The errors I’m getting are:

0000029084 [app] INFO: Sleep result: 0
0000029084 [app] INFO: Sleep error: -120

I’ve had the same results for the vitals and new sleep with OS v 1.5.2 and 2.0.0. I wasn’t having the vitals problem before OS V 1.5.2?

Error -120 is “not supported.” I’m not sure why you’re getting that error with the new interface, but I also realized I didn’t scroll all the way to the top and the events you were interested in are particle/device/updates/forced and particle/device/updates/enabled, which cannot be disabled, so the sleep API and SLEEP_NETWORK_STANDBY won’t make a difference for that.

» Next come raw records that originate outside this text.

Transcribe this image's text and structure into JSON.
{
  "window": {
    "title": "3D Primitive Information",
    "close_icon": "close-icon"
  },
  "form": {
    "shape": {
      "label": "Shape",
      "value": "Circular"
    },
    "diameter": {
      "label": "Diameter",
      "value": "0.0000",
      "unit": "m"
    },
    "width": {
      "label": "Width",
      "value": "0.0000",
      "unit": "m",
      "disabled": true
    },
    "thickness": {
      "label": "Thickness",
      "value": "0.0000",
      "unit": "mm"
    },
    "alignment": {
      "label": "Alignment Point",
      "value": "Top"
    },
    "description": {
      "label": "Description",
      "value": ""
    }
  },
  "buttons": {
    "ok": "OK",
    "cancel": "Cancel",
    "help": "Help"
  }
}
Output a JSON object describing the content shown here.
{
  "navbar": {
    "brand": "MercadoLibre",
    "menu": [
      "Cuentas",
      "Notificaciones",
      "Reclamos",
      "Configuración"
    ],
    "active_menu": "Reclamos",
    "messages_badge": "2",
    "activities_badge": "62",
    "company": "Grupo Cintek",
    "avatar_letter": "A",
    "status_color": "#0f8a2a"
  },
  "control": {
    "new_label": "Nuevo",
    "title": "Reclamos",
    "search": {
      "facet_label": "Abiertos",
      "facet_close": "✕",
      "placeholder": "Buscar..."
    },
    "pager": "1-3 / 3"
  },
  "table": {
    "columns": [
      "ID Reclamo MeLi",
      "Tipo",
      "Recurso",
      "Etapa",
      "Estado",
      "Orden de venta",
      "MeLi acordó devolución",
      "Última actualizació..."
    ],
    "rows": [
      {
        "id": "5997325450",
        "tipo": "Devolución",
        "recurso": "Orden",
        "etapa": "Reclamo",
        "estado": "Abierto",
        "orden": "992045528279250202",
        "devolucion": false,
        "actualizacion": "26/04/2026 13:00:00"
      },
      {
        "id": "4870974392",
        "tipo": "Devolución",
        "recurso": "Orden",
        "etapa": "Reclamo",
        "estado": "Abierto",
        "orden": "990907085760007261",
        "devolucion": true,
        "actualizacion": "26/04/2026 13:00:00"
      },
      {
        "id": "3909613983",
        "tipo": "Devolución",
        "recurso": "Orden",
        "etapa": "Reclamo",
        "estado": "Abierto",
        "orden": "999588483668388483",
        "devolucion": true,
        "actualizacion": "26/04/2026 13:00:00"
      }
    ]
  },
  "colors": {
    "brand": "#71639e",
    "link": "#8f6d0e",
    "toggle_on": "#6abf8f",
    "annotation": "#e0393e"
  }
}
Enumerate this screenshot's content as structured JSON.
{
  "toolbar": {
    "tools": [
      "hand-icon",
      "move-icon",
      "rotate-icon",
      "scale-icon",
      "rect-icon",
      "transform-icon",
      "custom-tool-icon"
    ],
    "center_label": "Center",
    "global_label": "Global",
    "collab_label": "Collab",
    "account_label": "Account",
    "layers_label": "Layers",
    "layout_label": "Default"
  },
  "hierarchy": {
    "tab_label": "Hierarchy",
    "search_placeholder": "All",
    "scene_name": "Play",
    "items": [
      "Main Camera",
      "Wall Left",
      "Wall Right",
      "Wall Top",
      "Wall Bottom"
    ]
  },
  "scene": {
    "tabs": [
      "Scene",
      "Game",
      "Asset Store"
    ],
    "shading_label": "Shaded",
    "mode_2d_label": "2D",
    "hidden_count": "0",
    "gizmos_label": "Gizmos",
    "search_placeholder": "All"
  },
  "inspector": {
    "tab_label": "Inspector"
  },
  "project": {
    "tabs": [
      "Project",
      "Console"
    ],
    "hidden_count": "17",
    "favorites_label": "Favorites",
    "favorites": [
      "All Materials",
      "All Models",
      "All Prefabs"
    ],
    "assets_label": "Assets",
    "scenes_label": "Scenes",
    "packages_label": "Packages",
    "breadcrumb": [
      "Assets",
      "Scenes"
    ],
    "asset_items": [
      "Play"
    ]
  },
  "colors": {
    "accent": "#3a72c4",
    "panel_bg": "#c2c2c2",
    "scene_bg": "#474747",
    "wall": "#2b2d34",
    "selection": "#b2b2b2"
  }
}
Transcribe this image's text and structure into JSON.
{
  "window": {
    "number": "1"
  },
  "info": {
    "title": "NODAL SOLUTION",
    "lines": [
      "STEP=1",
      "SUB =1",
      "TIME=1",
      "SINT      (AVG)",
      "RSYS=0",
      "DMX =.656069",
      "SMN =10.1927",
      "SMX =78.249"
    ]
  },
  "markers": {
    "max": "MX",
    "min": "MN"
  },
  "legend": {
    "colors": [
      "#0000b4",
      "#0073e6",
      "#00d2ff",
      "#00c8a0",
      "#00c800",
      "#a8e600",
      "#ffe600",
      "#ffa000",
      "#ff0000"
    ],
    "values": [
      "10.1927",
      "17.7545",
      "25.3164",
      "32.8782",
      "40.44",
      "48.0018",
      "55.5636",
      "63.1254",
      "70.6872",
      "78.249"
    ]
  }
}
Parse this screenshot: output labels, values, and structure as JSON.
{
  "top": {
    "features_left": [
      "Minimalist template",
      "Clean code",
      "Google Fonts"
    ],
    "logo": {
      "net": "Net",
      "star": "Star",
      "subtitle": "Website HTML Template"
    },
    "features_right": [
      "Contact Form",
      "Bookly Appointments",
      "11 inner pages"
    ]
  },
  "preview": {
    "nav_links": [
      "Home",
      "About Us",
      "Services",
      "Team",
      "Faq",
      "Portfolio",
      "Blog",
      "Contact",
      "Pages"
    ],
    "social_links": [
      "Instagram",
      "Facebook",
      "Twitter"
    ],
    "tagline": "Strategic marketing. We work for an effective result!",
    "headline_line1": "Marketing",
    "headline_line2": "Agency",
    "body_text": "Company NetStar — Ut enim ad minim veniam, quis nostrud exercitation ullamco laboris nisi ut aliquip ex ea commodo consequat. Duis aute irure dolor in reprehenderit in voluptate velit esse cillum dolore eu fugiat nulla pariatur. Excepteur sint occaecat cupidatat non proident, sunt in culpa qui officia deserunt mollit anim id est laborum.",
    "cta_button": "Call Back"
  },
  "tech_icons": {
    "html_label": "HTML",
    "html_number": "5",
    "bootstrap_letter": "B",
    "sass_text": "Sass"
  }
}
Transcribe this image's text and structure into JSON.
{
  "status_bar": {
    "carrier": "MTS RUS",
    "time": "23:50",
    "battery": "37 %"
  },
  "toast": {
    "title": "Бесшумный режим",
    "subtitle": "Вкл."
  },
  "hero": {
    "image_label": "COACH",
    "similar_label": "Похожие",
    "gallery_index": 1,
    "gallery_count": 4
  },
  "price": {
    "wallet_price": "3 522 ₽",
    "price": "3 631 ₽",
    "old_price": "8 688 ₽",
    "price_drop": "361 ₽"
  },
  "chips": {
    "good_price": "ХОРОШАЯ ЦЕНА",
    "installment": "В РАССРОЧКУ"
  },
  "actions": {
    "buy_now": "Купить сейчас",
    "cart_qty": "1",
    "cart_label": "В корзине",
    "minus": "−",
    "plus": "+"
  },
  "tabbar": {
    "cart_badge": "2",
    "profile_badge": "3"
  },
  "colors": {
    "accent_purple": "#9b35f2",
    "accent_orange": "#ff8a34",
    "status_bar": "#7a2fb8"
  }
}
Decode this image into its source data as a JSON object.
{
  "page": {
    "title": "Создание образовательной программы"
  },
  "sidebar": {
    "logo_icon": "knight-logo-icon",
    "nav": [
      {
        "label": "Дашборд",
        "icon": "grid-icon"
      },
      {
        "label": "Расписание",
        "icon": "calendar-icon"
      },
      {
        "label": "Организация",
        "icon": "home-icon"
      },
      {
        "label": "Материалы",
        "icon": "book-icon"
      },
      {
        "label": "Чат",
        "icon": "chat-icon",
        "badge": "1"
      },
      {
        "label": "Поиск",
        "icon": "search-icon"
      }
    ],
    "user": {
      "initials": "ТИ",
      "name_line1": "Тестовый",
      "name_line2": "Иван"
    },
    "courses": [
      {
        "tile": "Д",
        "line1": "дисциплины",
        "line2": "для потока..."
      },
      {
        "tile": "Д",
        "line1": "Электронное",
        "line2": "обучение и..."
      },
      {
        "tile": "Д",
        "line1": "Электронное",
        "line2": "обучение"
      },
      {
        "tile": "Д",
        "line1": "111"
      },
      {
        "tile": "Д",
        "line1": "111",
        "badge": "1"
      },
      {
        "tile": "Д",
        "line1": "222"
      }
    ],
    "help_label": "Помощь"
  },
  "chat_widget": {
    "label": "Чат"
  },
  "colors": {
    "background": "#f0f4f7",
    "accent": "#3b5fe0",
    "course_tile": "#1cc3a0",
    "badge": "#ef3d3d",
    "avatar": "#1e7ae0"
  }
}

@rickkas7 Don’t those system event publishes cost significant data though? I did some quick math and figured that if I had a (measure > publish > sleep 10min > wake) cycle on the device, those system event publishes would cost you 1.5MB / month.

My assumptions were that:

  • {“particle/device/updates/forced”:“true”} publish event is ~ 170 bytes.
  • {" particle/device/updates/enabled":“true”} publish event is ~ 171 bytes
  • 10 minute interval data
  • 144 of each of these system events per day, 4320 per month
  • 4320 / month * 2 system messages @ 170 bytes each = 1.5 MB/month

I’m testing with the newest production version 2.0.0 on E402.